En revanche, il entre dans le calcul de la plus-value immobilière, au même titre que la valeur capitalisée de la rente.
2. La rente viagère est-elle entièrement imposable ?
Non.
Seule une fraction de la rente est imposable, déterminée une fois pour toutes en fonction de l’âge du vendeur au moment du premier versement.
| Âge du vendeur | Fraction imposable |
|---|---|
| Moins de 50 ans | 70 % |
| 50 à 59 ans | 50 % |
| 60 à 69 ans | 40 % |
| 70 ans et plus | 30 % |
La fraction non imposable est définitivement exonérée.
3. La rente est-elle soumise au prélèvement forfaitaire unique (PFU) ?
Non.
La rente viagère à titre onéreux n’est pas éligible au PFU.
La fraction imposable est soumise :
- au barème progressif de l’impôt sur le revenu,
- aux prélèvements sociaux (17,2 %).
4. L’âge retenu est-il celui de la signature ou du premier versement ?
C’est l’âge du vendeur au moment de l’entrée en jouissance de la rente, c’est-à-dire au premier versement effectif, qui détermine la fraction imposable.
Ce taux est figé à vie, même si la situation du vendeur évolue.
5. Le viager occupé change-t-il la fiscalité ?
Pas directement sur l’imposition de la rente.
En revanche, le viager occupé :
- réduit la valeur du bien cédé,
- diminue le bouquet et la valeur fiscale de la rente,
- réduit mécaniquement la plus-value imposable.
C’est un levier patrimonial et fiscal fréquent.
6. La plus-value immobilière est-elle due en viager ?
Oui, en principe.
La plus-value est calculée sur :
bouquet + valeur capitalisée de la rente
Mais de nombreuses exonérations existent :
- vente de la résidence principale,
- détention supérieure à 22 ans (IR) et 30 ans (PS),
- situations particulières (retraités modestes, etc.).
7. Que se passe-t-il en cas de décès rapide du vendeur ?
Fiscalement, rien n’est remis en cause :
- les rentes perçues restent valablement imposées,
- il n’y a pas de restitution fiscale,
- l’administration ne requalifie pas l’opération sauf fraude manifeste.
Le risque viager est inhérent au contrat.
8. La rente est-elle réversible au conjoint ?
Oui, si le contrat le prévoit.
En cas de réversion :
- la rente continue au profit du conjoint survivant,
- la fraction imposable dépend de l’âge du bénéficiaire initial,
- la fiscalité reste inchangée.
9. Le vendeur est-il redevable de l’IFI après la vente ?
Non sur le bien vendu.
Le bien sort du patrimoine immobilier taxable.
Seul le capital représentatif de la rente peut être pris en compte, et uniquement si le patrimoine total dépasse le seuil d’assujettissement à l’IFI (1,3 M€).
10. Peut-on cumuler viager et aides sociales ?
Oui, mais avec vigilance.
La rente viagère est considérée comme un revenu, ce qui peut :
- réduire certaines aides sous conditions de ressources,
- être prise en compte pour l’ASH ou l’APA selon les cas.

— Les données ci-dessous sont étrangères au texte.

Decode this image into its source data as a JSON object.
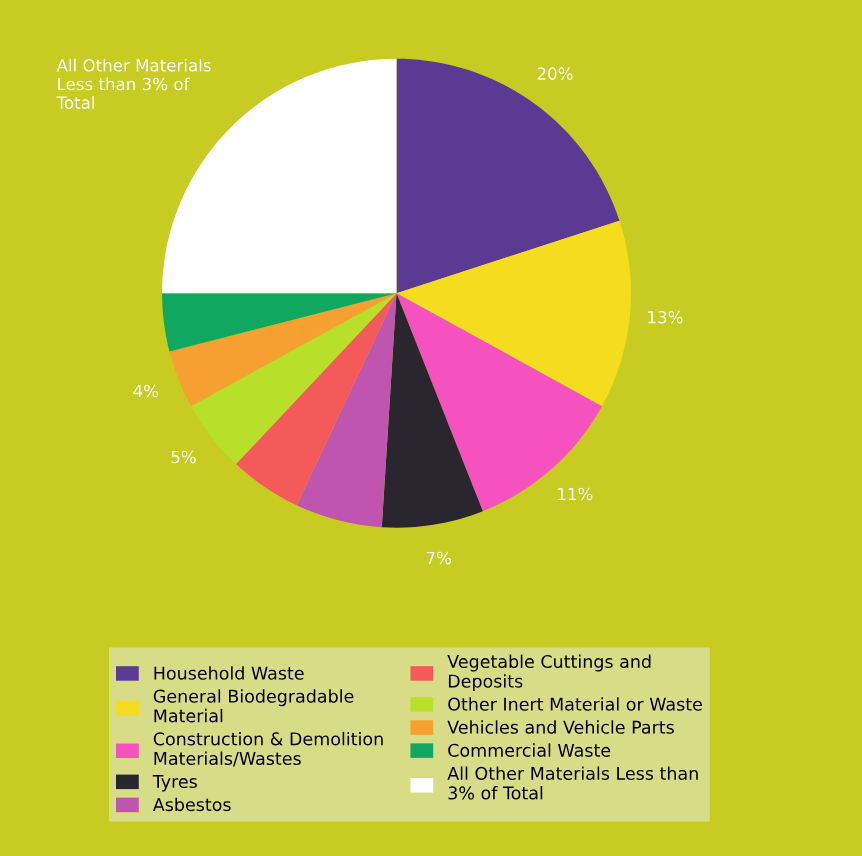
{
  "chart_data": {
    "type": "pie",
    "categories": [
      "Household Waste",
      "General Biodegradable\nMaterial",
      "Construction & Demolition\nMaterials/Wastes",
      "Tyres",
      "Asbestos",
      "Vegetable Cuttings and\nDeposits",
      "Other Inert Material or Waste",
      "Vehicles and Vehicle Parts",
      "Commercial Waste",
      "All Other Materials Less than\n3% of Total"
    ],
    "values": [
      20,
      13,
      11,
      7,
      6,
      5,
      5,
      4,
      4,
      25
    ],
    "colors": [
      "#5b3a94",
      "#f5dc1e",
      "#f552c0",
      "#2a2630",
      "#c055b0",
      "#f55a5a",
      "#b8e02a",
      "#f5a030",
      "#10a860",
      "#ffffff"
    ],
    "value_labels": [
      "20%",
      "13%",
      "11%",
      "7%",
      null,
      null,
      "5%",
      "4%",
      null,
      "All Other Materials\nLess than 3% of\nTotal"
    ],
    "legend": "bottom"
  }
}
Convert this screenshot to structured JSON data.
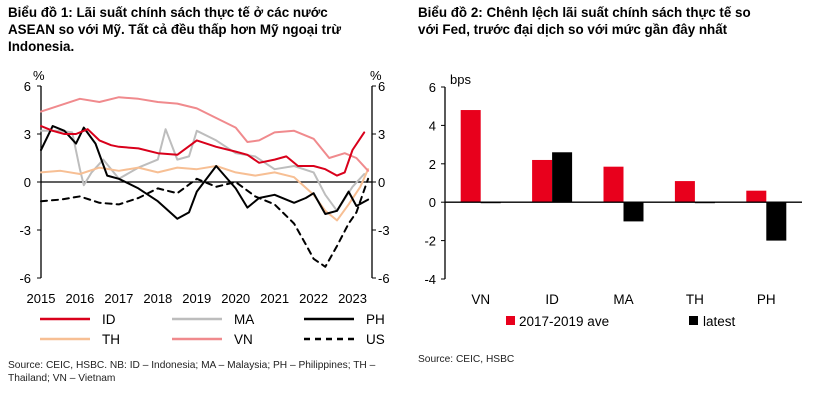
{
  "chart1": {
    "title_line1": "Biểu đồ 1: Lãi suất chính sách thực tế ở các nước",
    "title_line2": "ASEAN so với Mỹ. Tất cả đều thấp hơn Mỹ ngoại trừ",
    "title_line3": "Indonesia.",
    "source_line1": "Source: CEIC, HSBC. NB: ID – Indonesia; MA – Malaysia; PH – Philippines; TH –",
    "source_line2": "Thailand; VN – Vietnam",
    "left_unit": "%",
    "right_unit": "%"
  },
  "chart2": {
    "title_line1": "Biểu đồ 2: Chênh lệch lãi suất chính sách thực tế so",
    "title_line2": "với Fed, trước đại dịch so với mức gần đây nhất",
    "source": "Source: CEIC, HSBC",
    "unit": "bps"
  },
  "colors": {
    "ID": "#d9001b",
    "MA": "#bdbdbd",
    "PH": "#000000",
    "TH": "#f7bf94",
    "VN": "#f08a8d",
    "US": "#000000",
    "bar_ave": "#e8001c",
    "bar_latest": "#000000"
  },
  "chart_data": [
    {
      "type": "line",
      "title": "Biểu đồ 1: Lãi suất chính sách thực tế ở các nước ASEAN so với Mỹ. Tất cả đều thấp hơn Mỹ ngoại trừ Indonesia.",
      "xlabel": "",
      "ylabel": "%",
      "x_ticks": [
        "2015",
        "2016",
        "2017",
        "2018",
        "2019",
        "2020",
        "2021",
        "2022",
        "2023"
      ],
      "xlim": [
        2015.0,
        2023.5
      ],
      "ylim": [
        -6,
        6
      ],
      "y_ticks": [
        "6",
        "3",
        "0",
        "-3",
        "-6"
      ],
      "y_ticks_right": [
        "6",
        "3",
        "0",
        "-3",
        "-6"
      ],
      "grid": false,
      "legend_position": "bottom",
      "series": [
        {
          "name": "ID",
          "style": "solid",
          "x": [
            2015.0,
            2015.3,
            2015.6,
            2015.9,
            2016.2,
            2016.5,
            2016.8,
            2017.0,
            2017.5,
            2018.0,
            2018.5,
            2019.0,
            2019.5,
            2020.0,
            2020.3,
            2020.6,
            2021.0,
            2021.3,
            2021.6,
            2022.0,
            2022.3,
            2022.6,
            2022.8,
            2023.0,
            2023.3
          ],
          "values": [
            3.5,
            3.2,
            3.0,
            3.0,
            3.3,
            2.6,
            2.3,
            2.2,
            2.1,
            1.8,
            1.7,
            2.6,
            2.2,
            1.9,
            1.7,
            1.2,
            1.4,
            1.6,
            1.0,
            1.0,
            0.8,
            0.4,
            0.6,
            2.0,
            3.1
          ]
        },
        {
          "name": "MA",
          "style": "solid",
          "x": [
            2015.0,
            2015.5,
            2015.8,
            2016.0,
            2016.1,
            2016.3,
            2016.6,
            2017.0,
            2017.5,
            2018.0,
            2018.2,
            2018.5,
            2018.8,
            2019.0,
            2019.5,
            2020.0,
            2020.5,
            2021.0,
            2021.5,
            2022.0,
            2022.3,
            2022.6,
            2023.0,
            2023.3
          ],
          "values": [
            3.2,
            3.2,
            3.1,
            0.8,
            -0.2,
            0.6,
            1.4,
            0.2,
            0.9,
            1.4,
            3.3,
            1.4,
            1.6,
            3.2,
            2.6,
            1.8,
            1.6,
            0.8,
            1.0,
            0.6,
            -0.8,
            -1.8,
            -0.3,
            0.5
          ]
        },
        {
          "name": "PH",
          "style": "solid",
          "x": [
            2015.0,
            2015.3,
            2015.6,
            2015.9,
            2016.1,
            2016.4,
            2016.7,
            2017.0,
            2017.5,
            2018.0,
            2018.5,
            2018.8,
            2019.0,
            2019.5,
            2020.0,
            2020.3,
            2020.6,
            2021.0,
            2021.5,
            2021.8,
            2022.0,
            2022.3,
            2022.6,
            2022.9,
            2023.1,
            2023.4
          ],
          "values": [
            2.0,
            3.5,
            3.2,
            2.4,
            3.4,
            2.4,
            0.4,
            0.2,
            -0.4,
            -1.2,
            -2.3,
            -1.9,
            -0.6,
            1.0,
            -0.4,
            -1.6,
            -1.0,
            -0.8,
            -1.3,
            -1.0,
            -0.7,
            -2.0,
            -1.8,
            -0.6,
            -1.5,
            -1.1
          ]
        },
        {
          "name": "TH",
          "style": "solid",
          "x": [
            2015.0,
            2015.5,
            2016.0,
            2016.5,
            2017.0,
            2017.5,
            2018.0,
            2018.5,
            2019.0,
            2019.5,
            2020.0,
            2020.5,
            2021.0,
            2021.5,
            2022.0,
            2022.3,
            2022.6,
            2022.9,
            2023.2,
            2023.4
          ],
          "values": [
            0.6,
            0.7,
            0.5,
            0.9,
            0.7,
            0.9,
            0.6,
            0.9,
            0.8,
            1.0,
            0.6,
            0.4,
            0.6,
            0.3,
            -0.8,
            -1.8,
            -2.4,
            -1.4,
            -0.3,
            0.8
          ]
        },
        {
          "name": "VN",
          "style": "solid",
          "x": [
            2015.0,
            2015.5,
            2016.0,
            2016.5,
            2017.0,
            2017.5,
            2018.0,
            2018.5,
            2019.0,
            2019.5,
            2020.0,
            2020.3,
            2020.6,
            2021.0,
            2021.5,
            2022.0,
            2022.4,
            2022.8,
            2023.1,
            2023.4
          ],
          "values": [
            4.4,
            4.8,
            5.2,
            5.0,
            5.3,
            5.2,
            5.0,
            4.9,
            4.6,
            4.0,
            3.4,
            2.5,
            2.6,
            3.1,
            3.2,
            2.7,
            1.5,
            1.8,
            1.5,
            0.7
          ]
        },
        {
          "name": "US",
          "style": "dashed",
          "x": [
            2015.0,
            2015.5,
            2016.0,
            2016.5,
            2017.0,
            2017.5,
            2018.0,
            2018.5,
            2019.0,
            2019.5,
            2020.0,
            2020.5,
            2021.0,
            2021.5,
            2021.8,
            2022.0,
            2022.3,
            2022.6,
            2022.9,
            2023.1,
            2023.4
          ],
          "values": [
            -1.2,
            -1.1,
            -0.9,
            -1.3,
            -1.4,
            -1.0,
            -0.4,
            -0.7,
            0.2,
            -0.3,
            0.0,
            -0.9,
            -1.4,
            -2.6,
            -3.9,
            -4.8,
            -5.3,
            -4.0,
            -2.6,
            -1.9,
            0.2
          ]
        }
      ]
    },
    {
      "type": "bar",
      "title": "Biểu đồ 2: Chênh lệch lãi suất chính sách thực tế so với Fed, trước đại dịch so với mức gần đây nhất",
      "xlabel": "",
      "ylabel": "bps",
      "categories": [
        "VN",
        "ID",
        "MA",
        "TH",
        "PH"
      ],
      "ylim": [
        -4,
        6
      ],
      "y_ticks": [
        "6",
        "4",
        "2",
        "0",
        "-2",
        "-4"
      ],
      "grid": false,
      "legend_position": "bottom",
      "series": [
        {
          "name": "2017-2019 ave",
          "values": [
            4.8,
            2.2,
            1.85,
            1.1,
            0.6
          ]
        },
        {
          "name": "latest",
          "values": [
            -0.05,
            2.6,
            -1.0,
            -0.05,
            -2.0
          ]
        }
      ]
    }
  ]
}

Une étude préalable est recommandée.
11. Existe-t-il un risque de requalification fiscale ?
Oui, en cas de :
- rente manifestement sous-évaluée,
- espérance de vie notoirement très réduite connue des parties,
- déséquilibre volontaire entre prix et valeur réelle.

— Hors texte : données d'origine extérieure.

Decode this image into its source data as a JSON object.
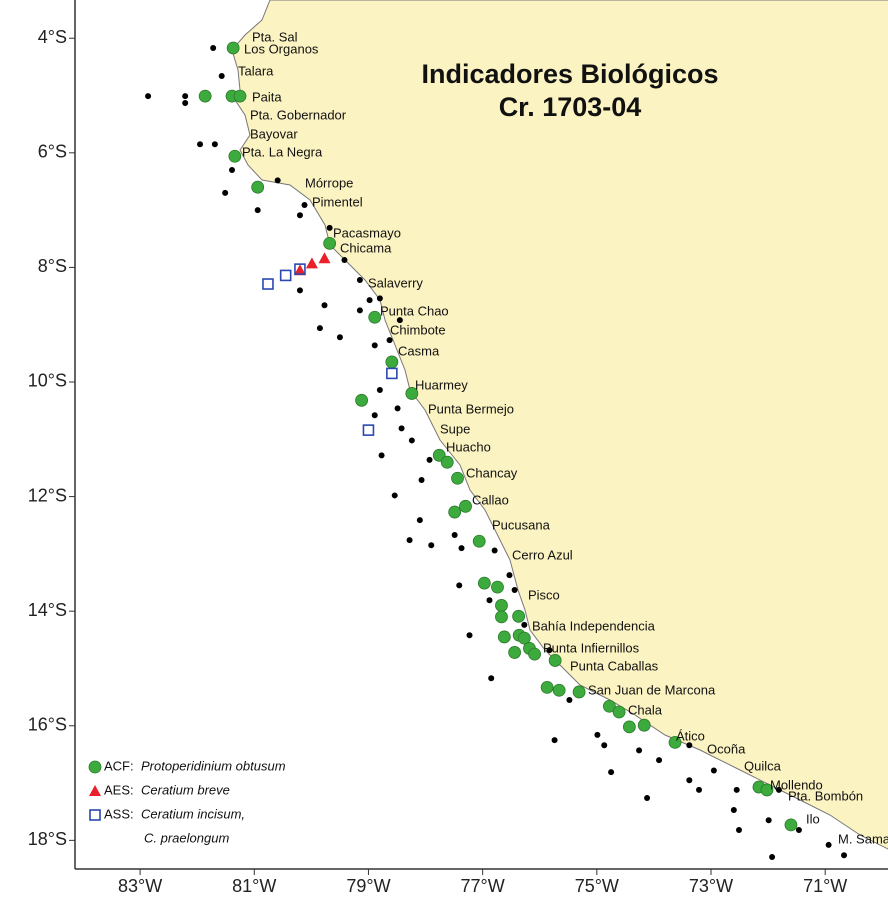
{
  "map": {
    "title": [
      "Indicadores Biológicos",
      "Cr. 1703-04"
    ],
    "xlim": [
      -84.14,
      -69.9
    ],
    "ylim": [
      -18.5,
      -3.42
    ],
    "xticks": [
      {
        "value": -83,
        "label": "83°W"
      },
      {
        "value": -81,
        "label": "81°W"
      },
      {
        "value": -79,
        "label": "79°W"
      },
      {
        "value": -77,
        "label": "77°W"
      },
      {
        "value": -75,
        "label": "75°W"
      },
      {
        "value": -73,
        "label": "73°W"
      },
      {
        "value": -71,
        "label": "71°W"
      }
    ],
    "yticks": [
      {
        "value": -4,
        "label": "4°S"
      },
      {
        "value": -6,
        "label": "6°S"
      },
      {
        "value": -8,
        "label": "8°S"
      },
      {
        "value": -10,
        "label": "10°S"
      },
      {
        "value": -12,
        "label": "12°S"
      },
      {
        "value": -14,
        "label": "14°S"
      },
      {
        "value": -16,
        "label": "16°S"
      },
      {
        "value": -18,
        "label": "18°S"
      }
    ],
    "stations": {
      "color": "#000000",
      "lon": [
        -81.72,
        -82.86,
        -82.21,
        -82.21,
        -81.57,
        -81.95,
        -81.69,
        -81.39,
        -81.51,
        -80.94,
        -80.59,
        -80.12,
        -80.2,
        -79.68,
        -79.42,
        -79.15,
        -78.8,
        -78.98,
        -78.45,
        -79.15,
        -79.77,
        -79.5,
        -79.85,
        -80.2,
        -78.63,
        -78.89,
        -78.8,
        -78.49,
        -78.89,
        -78.42,
        -78.24,
        -77.93,
        -78.07,
        -78.77,
        -78.54,
        -78.1,
        -77.9,
        -78.28,
        -77.49,
        -77.37,
        -76.79,
        -76.53,
        -76.44,
        -77.41,
        -77.23,
        -76.88,
        -76.27,
        -76.85,
        -75.83,
        -75.48,
        -74.99,
        -75.74,
        -74.87,
        -74.26,
        -73.91,
        -73.38,
        -73.38,
        -73.21,
        -72.6,
        -72.55,
        -71.99,
        -71.81,
        -71.46,
        -70.94,
        -70.67,
        -71.93,
        -72.51,
        -74.12,
        -74.75,
        -72.95
      ],
      "lat": [
        -4.17,
        -5.01,
        -5.01,
        -5.13,
        -4.66,
        -5.85,
        -5.85,
        -6.3,
        -6.7,
        -7.0,
        -6.48,
        -6.91,
        -7.09,
        -7.31,
        -7.87,
        -8.22,
        -8.54,
        -8.57,
        -8.92,
        -8.75,
        -8.66,
        -9.22,
        -9.06,
        -8.4,
        -9.27,
        -9.36,
        -10.14,
        -10.46,
        -10.58,
        -10.81,
        -11.02,
        -11.36,
        -11.71,
        -11.28,
        -11.98,
        -12.41,
        -12.85,
        -12.76,
        -12.67,
        -12.9,
        -12.94,
        -13.37,
        -13.63,
        -13.55,
        -14.42,
        -13.81,
        -14.24,
        -15.17,
        -14.68,
        -15.55,
        -16.16,
        -16.25,
        -16.34,
        -16.43,
        -16.6,
        -16.34,
        -16.95,
        -17.12,
        -17.47,
        -17.12,
        -17.65,
        -17.12,
        -17.82,
        -18.08,
        -18.26,
        -18.29,
        -17.82,
        -17.26,
        -16.81,
        -16.78
      ]
    },
    "series": [
      {
        "code": "ACF:",
        "species": [
          "Protoperidinium obtusum"
        ],
        "marker": "circle",
        "color": "#3daa3d",
        "lon": [
          -81.37,
          -81.86,
          -81.39,
          -81.25,
          -81.34,
          -80.94,
          -79.68,
          -78.89,
          -78.59,
          -79.12,
          -78.24,
          -77.76,
          -77.62,
          -77.44,
          -77.3,
          -77.49,
          -77.06,
          -76.97,
          -76.74,
          -76.67,
          -76.67,
          -76.37,
          -76.62,
          -76.36,
          -76.27,
          -76.18,
          -76.44,
          -76.09,
          -75.73,
          -75.87,
          -75.66,
          -75.31,
          -74.78,
          -74.61,
          -74.43,
          -74.17,
          -73.63,
          -72.16,
          -72.02,
          -71.6
        ],
        "lat": [
          -4.17,
          -5.01,
          -5.01,
          -5.01,
          -6.06,
          -6.6,
          -7.58,
          -8.87,
          -9.65,
          -10.32,
          -10.2,
          -11.28,
          -11.4,
          -11.68,
          -12.17,
          -12.27,
          -12.78,
          -13.51,
          -13.58,
          -13.9,
          -14.1,
          -14.09,
          -14.45,
          -14.42,
          -14.47,
          -14.65,
          -14.72,
          -14.75,
          -14.86,
          -15.33,
          -15.38,
          -15.41,
          -15.66,
          -15.76,
          -16.02,
          -15.99,
          -16.29,
          -17.07,
          -17.12,
          -17.73
        ]
      },
      {
        "code": "AES:",
        "species": [
          "Ceratium breve"
        ],
        "marker": "triangle",
        "color": "#e8202a",
        "lon": [
          -80.2,
          -79.99,
          -79.77
        ],
        "lat": [
          -8.05,
          -7.93,
          -7.84
        ]
      },
      {
        "code": "ASS:",
        "species": [
          "Ceratium incisum,",
          "C. praelongum"
        ],
        "marker": "square",
        "color": "#2a48b0",
        "lon": [
          -80.76,
          -80.45,
          -80.2,
          -78.59,
          -79.0
        ],
        "lat": [
          -8.29,
          -8.14,
          -8.03,
          -9.85,
          -10.84
        ]
      }
    ],
    "places": [
      "Pta. Sal",
      "Los Organos",
      "Talara",
      "Paita",
      "Pta. Gobernador",
      "Bayovar",
      "Pta. La Negra",
      "Mórrope",
      "Pimentel",
      "Pacasmayo",
      "Chicama",
      "Salaverry",
      "Punta Chao",
      "Chimbote",
      "Casma",
      "Huarmey",
      "Punta Bermejo",
      "Supe",
      "Huacho",
      "Chancay",
      "Callao",
      "Pucusana",
      "Cerro Azul",
      "Pisco",
      "Bahía Independencia",
      "Punta Infiernillos",
      "Punta Caballas",
      "San Juan de Marcona",
      "Chala",
      "Ático",
      "Ocoña",
      "Quilca",
      "Mollendo",
      "Pta. Bombón",
      "Ilo",
      "M. Sama"
    ]
  }
}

L’administration peut alors invoquer une libéralité déguisée.
12. Le viager est-il fiscalement plus avantageux qu’une location ?
Dans de nombreux cas, oui :
- fiscalité plus légère que les revenus fonciers,
- pas de gestion locative,
- pas d’IFI sur le bien,
- revenus nets plus stables.
Mais cela dépend de l’âge, du bien et des objectifs patrimoniaux.